Even in a city where more than three people are killed daily and where police commit nearly 16 percent of homicides, the weekend shooting of the five has caused shock.

"They were murdered!" said Monica Aparecida Santana Correa, mother of an 18-year-old shot along with friends ranging from ages 16 to 25 as they drove in a white hatchback through northern Rio de Janeiro on Saturday.

"This is a war we`re living in," community leader Andre Rongo added at an emotional gathering of family and locals in a makeshift community center near the scene of the tragedy.

Four members of the police force have been arrested and the commander of their battalion -- responsible for more killings than any other unit in the city -- was sacked.

In addition to spraying the car with gunfire, hitting it at least 50 times, they allegedly planted a pistol at the scene to back their claim of having come under fire first -- a version swiftly shown to be false after preliminary examinations of the car, according to O Globo newspaper.

"It was a tragic and unnecessary action.
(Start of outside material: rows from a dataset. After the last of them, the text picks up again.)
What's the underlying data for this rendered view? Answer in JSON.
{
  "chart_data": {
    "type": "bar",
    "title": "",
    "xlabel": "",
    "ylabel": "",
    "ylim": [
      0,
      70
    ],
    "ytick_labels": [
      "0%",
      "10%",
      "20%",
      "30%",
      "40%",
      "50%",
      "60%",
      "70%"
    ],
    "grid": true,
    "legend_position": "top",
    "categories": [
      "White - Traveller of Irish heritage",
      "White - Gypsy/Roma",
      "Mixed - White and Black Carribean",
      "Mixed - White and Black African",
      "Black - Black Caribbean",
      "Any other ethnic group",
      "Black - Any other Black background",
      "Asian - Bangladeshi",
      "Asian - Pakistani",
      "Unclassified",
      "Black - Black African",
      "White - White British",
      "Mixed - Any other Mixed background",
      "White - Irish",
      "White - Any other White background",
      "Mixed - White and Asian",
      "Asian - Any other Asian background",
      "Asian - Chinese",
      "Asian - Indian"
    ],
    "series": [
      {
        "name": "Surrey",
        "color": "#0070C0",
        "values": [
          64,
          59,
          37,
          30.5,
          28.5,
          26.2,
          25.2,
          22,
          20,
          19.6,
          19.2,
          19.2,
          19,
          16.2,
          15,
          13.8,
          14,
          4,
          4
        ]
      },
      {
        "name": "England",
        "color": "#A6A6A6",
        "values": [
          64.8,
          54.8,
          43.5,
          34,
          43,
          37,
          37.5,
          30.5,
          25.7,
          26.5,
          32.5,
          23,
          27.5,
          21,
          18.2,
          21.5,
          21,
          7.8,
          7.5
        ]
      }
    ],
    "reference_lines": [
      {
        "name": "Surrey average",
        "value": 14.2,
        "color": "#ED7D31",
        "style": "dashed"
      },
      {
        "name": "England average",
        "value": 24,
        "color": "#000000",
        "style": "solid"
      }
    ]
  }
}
Nothing justifies this," Rio state`s security chief, Jose Beltrame, said in an unusually prompt response after the killings.The outrage has made headlines in Brazil. But for relatives and other residents from the Costa Barros neighborhood, where the shootings took place, the attack was only the latest blow in what they see as an undeclared war against poor, mostly black people living in the city`s sprawling working class communities known as favelas.

"They just saw five black men in that car and killed them, because if they had been five white men, their mothers would be sitting here smiling instead of crying," Correa said at the gathering.

"But they were black, from the favelas. That is why our sons were killed, you see, because they lived in Costa Barros."

"They knew they weren`t bandits," she said. "They lied."

Attorney Jorge Roberto Lima da Penha, who represents numerous Rio families caught up in police violence, told the gathering that the shootings were "barbaric murders."

All five young men were buried late Monday.Police shootings -- and fatal attacks against police -- are common in Brazil, one of the world`s most violent countries.

The shooting of the five just a few miles (kilometers) from the international airport highlights the difficulty of securing Rio before August when it becomes the first South American city to host the Olympic Games.

For residents in favelas, which are dotted across the city, lethal violence is a fact of daily life. On one side are heavily armed and murderous drug gangs and on the other a widely feared police force.

"You`re afraid all day long," said community member Neusa de Carvalho, 28. "The moment you put a foot out the door you`re afraid because you don`t know what you`ll find on the other side."

According to Amnesty International, police action is one of the leading causes of violent death in Rio, accounting for 1,519 killings in the last five years.

Mostly those killings are recorded by police as legitimate acts of self-defense. However, Amnesty says that faking crime scenes to show there was resistance is routine.

In addition, human rights groups regularly accuse the police of running death squad-type killings of groups of people.

For police officers, reality is also brutal, with 398 reported killed in 2014 across the country, including 98 in Rio state.

Some, like an officer killed in Rio just this Monday, are shot on duty. Many are murdered when off duty after being recognized and lacking the same level of protection as when they`re on the job.

Recent cases include horrific incidents like the October kidnapping and burning to death of a Rio officer or another who was dragged to his death through a favela.

"It`s a war," said Pedro Jorge, 25, another favela resident. "It`s not a war of country against country, but between classes and races."